Researchers at Northumbria University, Newcastle, are developing a “virtual physiotherapist” that could help older people recover more quickly after a fall or injury. The robotic walking frame could reduce the length of time they need to stay in hospital.

Mobility is a critical factor when it comes to the aging process. Reduced mobility can have a serious impact on health, and once an older person gets to a certain level of immobility, their decline can really accelerate. Professor Lynne Coventry, Director of Northumbria University’s Psychology and Communication Technology (PaCT) Lab, explains: “This technology aims to help maintain the mobility of older adults, by understanding what goes wrong if they have a fall. It also encourages them to be physically active as much as possible and helps to prevent falls in the first place. The frame will also help physiotherapists to understand the physical motion of older adults as they’re walking and establish if they have any problems. It can also help physiotherapists to administer tests and to set exercises for patients to do on daily basis to keep them on their feet.”

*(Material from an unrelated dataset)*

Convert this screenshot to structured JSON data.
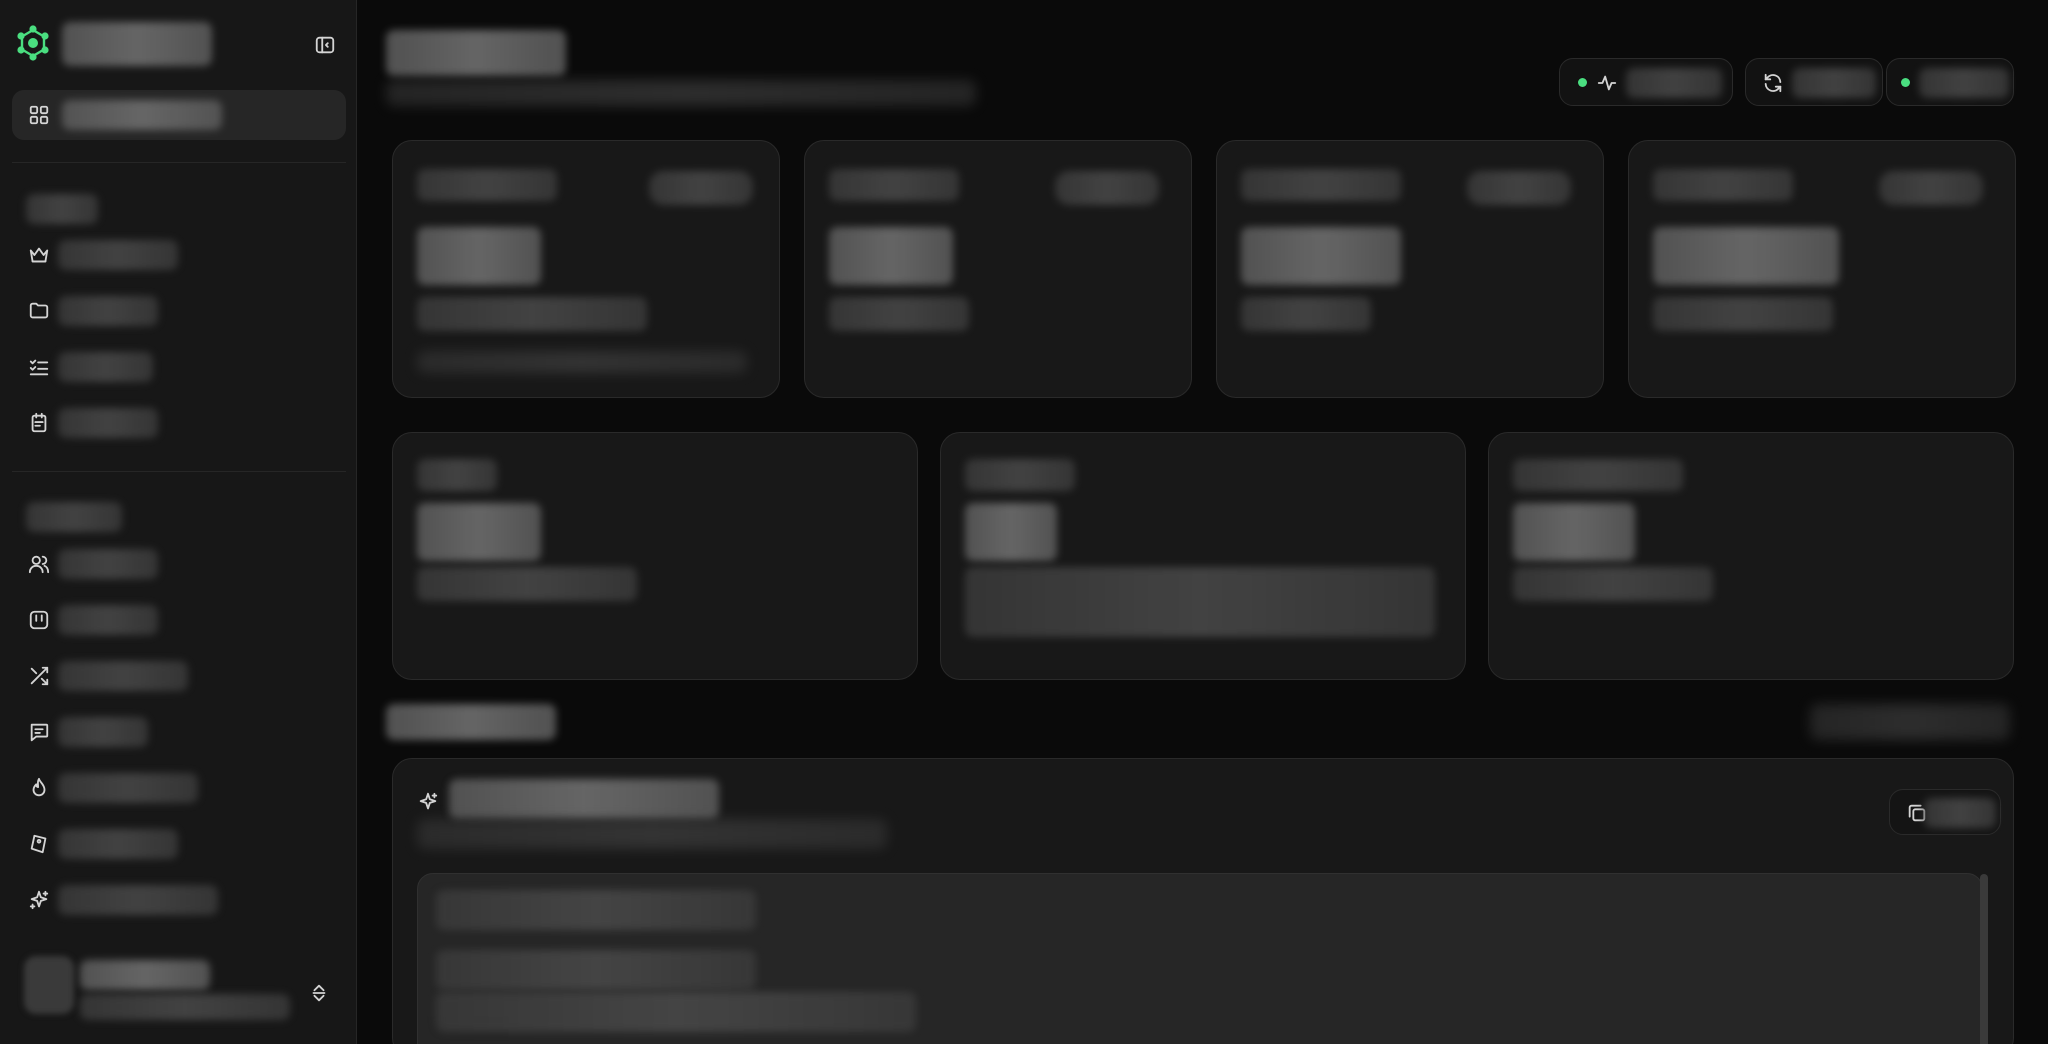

The electronic walker has been designed to be initially used in hospitals. There it would stay by the patient’s bed to encourage them to complete regular mobility and strength exercises. It is fitted with technology that enables it to issue voice commands to its patient. Those help persuade them to complete regular activities like going for a walk, gripping, standing and balancing.

The walker also acts as a walking companion; travelling with its patient as they walk prescribed distances. It monitors progress as well as offers physical support if it’s needed. It can also assess how the patient has performed, and make adjustments. The data can be fed back to the care team monitoring the patient’s progress. This provides detailed data of walking patterns or gait that would allow them to assess if the patient was at risk of future falls.

Professor Coventry added: “We’ve added a persuasive element to encourage the patient. So the walker will wake up and send a message that it’s time to go for a walk. We’re also able to add in goals that the walker can encourage the patient to complete. It’s a great companion for the patient to have, and feedback so far from our testers has been really positive and encouraging.”